With the exception of the PROG window that is automatically cleared when submitted in its entirety, the other windows accumulate contents. It is recommended to clear the windows frequently. Especially the contents of the OUT window is often saved or printed at the end of a session. It is a nuisance if this window contains all previously generated output from incomplete or erroneous runs. To clear a window you select the window (make it active) and
a) select Edit-Clear Text from the menu b) hit Ctrl-E
I prefer to automate the task of clearing the LOG and OUT window prior to a new run by assigning a short key. To do this hit F9 to bring up the window containing the key assignments. Select a key (but do not override F4, F8, or other keys that have important commands assigned to them). Then enter
out; clear; log; clear; prg;
and hit F3 to close the window. Assume you assigned the string to the Shift-F2 key. When you hit Shift-F2 the OUT window will be cleared, the LOG window will be cleared, and then the PROG window will become active again. You can also assign your own version of the submit command to another key. For example
out; clear; log; clear; prg; zoom off; submit;
will clear the OUT and LOG windows, shrink the PROG window and submit the (highlighted) contents of the PROG window. This ensures that the contents of the LOG and OUT window pertain only to the most recent program execution.

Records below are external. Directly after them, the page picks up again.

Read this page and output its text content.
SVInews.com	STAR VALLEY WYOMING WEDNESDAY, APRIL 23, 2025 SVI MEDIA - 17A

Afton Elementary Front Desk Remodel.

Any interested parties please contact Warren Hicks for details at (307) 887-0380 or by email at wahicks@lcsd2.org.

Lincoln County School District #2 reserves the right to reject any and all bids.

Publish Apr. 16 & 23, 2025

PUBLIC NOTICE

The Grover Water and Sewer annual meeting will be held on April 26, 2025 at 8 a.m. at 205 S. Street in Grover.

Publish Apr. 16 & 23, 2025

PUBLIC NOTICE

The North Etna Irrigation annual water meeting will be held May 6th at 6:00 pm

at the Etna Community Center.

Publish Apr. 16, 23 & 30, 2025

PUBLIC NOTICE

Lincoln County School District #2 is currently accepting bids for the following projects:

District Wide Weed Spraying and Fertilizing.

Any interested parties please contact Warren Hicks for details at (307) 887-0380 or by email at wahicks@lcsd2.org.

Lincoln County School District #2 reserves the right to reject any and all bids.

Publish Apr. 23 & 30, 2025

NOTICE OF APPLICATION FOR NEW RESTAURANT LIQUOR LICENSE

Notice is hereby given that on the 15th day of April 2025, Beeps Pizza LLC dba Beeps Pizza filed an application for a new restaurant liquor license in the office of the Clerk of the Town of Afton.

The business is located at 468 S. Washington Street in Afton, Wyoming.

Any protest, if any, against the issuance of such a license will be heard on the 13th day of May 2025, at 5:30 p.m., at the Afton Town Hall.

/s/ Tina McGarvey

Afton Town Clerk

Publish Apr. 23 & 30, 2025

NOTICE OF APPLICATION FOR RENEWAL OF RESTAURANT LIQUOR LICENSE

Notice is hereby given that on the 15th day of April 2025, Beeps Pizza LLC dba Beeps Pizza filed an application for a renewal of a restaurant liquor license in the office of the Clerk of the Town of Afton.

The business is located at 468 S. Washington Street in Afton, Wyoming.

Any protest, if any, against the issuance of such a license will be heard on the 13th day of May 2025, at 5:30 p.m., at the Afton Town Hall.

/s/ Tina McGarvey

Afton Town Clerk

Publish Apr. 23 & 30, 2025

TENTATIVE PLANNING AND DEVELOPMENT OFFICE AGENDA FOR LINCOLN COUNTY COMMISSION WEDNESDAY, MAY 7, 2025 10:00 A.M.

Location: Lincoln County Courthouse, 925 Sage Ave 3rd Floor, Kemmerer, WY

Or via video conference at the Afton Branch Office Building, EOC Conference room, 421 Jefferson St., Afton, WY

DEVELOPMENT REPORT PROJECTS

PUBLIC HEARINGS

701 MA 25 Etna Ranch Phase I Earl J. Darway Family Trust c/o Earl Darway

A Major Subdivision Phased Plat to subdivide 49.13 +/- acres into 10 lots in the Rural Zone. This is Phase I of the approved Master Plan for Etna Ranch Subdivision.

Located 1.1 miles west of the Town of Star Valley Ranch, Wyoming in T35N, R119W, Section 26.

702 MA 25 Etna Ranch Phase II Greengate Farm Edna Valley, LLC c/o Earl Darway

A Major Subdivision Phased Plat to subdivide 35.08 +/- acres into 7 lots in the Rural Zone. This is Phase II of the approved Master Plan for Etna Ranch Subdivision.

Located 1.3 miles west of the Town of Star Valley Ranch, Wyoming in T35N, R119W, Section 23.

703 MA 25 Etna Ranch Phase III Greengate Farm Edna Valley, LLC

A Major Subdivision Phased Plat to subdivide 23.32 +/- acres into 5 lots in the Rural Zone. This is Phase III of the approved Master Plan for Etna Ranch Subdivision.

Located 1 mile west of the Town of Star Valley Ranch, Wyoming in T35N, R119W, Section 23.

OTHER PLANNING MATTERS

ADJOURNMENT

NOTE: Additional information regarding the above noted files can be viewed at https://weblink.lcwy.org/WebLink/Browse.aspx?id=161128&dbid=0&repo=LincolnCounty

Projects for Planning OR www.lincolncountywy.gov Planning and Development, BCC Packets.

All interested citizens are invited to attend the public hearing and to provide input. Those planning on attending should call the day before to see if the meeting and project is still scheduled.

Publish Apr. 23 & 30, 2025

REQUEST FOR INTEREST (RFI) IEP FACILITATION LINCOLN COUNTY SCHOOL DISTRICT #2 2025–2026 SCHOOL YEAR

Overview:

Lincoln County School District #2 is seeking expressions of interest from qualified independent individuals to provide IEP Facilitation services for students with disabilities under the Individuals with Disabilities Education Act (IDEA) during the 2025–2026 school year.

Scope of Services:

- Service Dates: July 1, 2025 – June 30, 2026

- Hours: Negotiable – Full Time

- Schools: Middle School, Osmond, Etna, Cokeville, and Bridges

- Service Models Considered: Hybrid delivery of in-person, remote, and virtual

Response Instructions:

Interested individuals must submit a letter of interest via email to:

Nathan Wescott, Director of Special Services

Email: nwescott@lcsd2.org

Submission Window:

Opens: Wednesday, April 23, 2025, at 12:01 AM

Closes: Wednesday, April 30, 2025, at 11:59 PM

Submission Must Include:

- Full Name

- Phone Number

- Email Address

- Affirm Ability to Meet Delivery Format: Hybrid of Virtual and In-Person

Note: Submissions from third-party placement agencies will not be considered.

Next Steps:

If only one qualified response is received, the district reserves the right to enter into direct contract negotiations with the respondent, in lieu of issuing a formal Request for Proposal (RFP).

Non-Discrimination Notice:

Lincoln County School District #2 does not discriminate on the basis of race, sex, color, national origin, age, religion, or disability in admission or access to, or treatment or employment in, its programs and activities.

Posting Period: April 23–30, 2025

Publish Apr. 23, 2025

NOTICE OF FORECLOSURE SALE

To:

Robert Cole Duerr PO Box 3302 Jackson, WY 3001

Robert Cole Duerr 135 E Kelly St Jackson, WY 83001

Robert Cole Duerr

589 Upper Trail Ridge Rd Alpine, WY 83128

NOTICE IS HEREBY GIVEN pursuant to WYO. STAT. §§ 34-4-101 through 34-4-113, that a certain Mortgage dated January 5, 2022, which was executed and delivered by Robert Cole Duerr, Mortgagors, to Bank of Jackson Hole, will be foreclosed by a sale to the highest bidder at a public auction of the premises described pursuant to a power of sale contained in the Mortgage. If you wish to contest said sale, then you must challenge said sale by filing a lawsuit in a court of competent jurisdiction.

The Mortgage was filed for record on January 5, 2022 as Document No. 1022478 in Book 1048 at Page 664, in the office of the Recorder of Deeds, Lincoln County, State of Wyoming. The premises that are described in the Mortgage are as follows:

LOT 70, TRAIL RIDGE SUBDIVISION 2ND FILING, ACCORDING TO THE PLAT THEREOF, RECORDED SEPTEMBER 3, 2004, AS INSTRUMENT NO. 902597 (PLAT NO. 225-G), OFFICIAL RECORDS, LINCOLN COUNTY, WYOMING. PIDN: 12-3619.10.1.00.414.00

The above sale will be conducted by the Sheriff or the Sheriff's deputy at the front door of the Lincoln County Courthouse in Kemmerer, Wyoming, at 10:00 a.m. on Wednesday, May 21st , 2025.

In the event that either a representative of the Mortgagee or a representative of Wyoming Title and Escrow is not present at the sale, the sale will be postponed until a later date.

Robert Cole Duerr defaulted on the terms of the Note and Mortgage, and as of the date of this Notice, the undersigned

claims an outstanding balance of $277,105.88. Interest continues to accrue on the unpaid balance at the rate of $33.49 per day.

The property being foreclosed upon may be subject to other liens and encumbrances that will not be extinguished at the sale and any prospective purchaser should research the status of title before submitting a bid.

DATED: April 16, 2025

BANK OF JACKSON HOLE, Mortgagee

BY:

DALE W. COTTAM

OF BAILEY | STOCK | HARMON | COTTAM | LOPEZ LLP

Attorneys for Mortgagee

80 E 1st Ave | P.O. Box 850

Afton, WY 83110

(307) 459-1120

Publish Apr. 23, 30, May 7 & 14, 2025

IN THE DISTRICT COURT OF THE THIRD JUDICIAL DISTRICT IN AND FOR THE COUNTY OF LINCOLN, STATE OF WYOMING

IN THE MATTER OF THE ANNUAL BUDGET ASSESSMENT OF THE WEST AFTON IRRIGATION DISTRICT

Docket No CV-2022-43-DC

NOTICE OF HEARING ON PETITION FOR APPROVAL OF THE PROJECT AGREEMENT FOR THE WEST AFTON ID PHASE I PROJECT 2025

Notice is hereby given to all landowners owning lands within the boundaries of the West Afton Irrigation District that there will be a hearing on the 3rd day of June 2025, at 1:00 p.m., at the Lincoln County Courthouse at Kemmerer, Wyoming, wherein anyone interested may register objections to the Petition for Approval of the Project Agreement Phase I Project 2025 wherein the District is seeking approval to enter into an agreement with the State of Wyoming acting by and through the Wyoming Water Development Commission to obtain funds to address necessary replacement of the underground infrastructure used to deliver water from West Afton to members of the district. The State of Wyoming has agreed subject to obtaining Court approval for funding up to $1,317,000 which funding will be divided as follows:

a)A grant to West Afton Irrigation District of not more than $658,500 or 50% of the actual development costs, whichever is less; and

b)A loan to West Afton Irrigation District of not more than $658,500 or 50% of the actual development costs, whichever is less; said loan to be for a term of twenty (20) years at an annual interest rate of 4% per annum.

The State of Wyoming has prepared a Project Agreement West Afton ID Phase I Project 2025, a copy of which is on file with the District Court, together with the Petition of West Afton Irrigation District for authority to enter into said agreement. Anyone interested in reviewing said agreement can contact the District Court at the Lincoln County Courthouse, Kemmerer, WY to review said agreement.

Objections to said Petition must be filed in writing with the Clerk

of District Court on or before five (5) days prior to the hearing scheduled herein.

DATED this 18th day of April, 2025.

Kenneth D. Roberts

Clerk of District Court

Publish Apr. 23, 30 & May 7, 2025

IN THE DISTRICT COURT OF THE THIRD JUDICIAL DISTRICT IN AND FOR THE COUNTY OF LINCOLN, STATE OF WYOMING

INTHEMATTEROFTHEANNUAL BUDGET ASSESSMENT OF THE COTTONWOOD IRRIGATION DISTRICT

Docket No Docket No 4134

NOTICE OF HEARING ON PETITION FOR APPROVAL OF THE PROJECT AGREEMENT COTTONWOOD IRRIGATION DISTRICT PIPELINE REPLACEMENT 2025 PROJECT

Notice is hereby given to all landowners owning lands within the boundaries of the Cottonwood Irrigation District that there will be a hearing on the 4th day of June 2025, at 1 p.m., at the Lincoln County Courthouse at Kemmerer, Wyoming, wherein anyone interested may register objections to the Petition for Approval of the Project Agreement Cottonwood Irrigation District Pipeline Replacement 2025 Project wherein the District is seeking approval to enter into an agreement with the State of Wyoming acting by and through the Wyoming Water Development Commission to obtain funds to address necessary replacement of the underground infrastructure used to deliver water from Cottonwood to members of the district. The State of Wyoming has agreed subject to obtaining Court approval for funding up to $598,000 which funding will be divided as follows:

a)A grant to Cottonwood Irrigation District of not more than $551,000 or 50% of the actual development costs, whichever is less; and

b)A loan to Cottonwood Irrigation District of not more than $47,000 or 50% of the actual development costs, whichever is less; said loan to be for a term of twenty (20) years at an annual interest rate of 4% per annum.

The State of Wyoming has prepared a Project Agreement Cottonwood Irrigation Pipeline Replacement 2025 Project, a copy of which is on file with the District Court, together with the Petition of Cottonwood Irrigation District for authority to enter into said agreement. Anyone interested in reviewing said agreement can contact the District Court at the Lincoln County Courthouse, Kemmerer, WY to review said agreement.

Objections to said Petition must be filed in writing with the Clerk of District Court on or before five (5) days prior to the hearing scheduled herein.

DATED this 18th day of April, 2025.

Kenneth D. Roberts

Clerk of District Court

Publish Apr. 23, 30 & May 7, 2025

- When making changes to the KEYS window that you wish to be active in subsequent SAS
- sessions, select Options-Save Settings Now from the menu.
You can of course save the contents of any of the three main windows by selecting File-Save or File-Save As.. from the menu. This does not seem to warrant any comment. However, much damage can be done by not carefully observing which window is being saved. The Save command always applies to the currently active window. When running a program that produces output, the OUT window will automatically become active. When selecting File-Save As.. immediately after execution, SAS will attempt to save the contents of the OUT window, while the user may be under the impression that the contents of the PROG window are being saved. Much labor has been destroyed by overwriting files containing SAS programs with contents of LOG or OUT windows.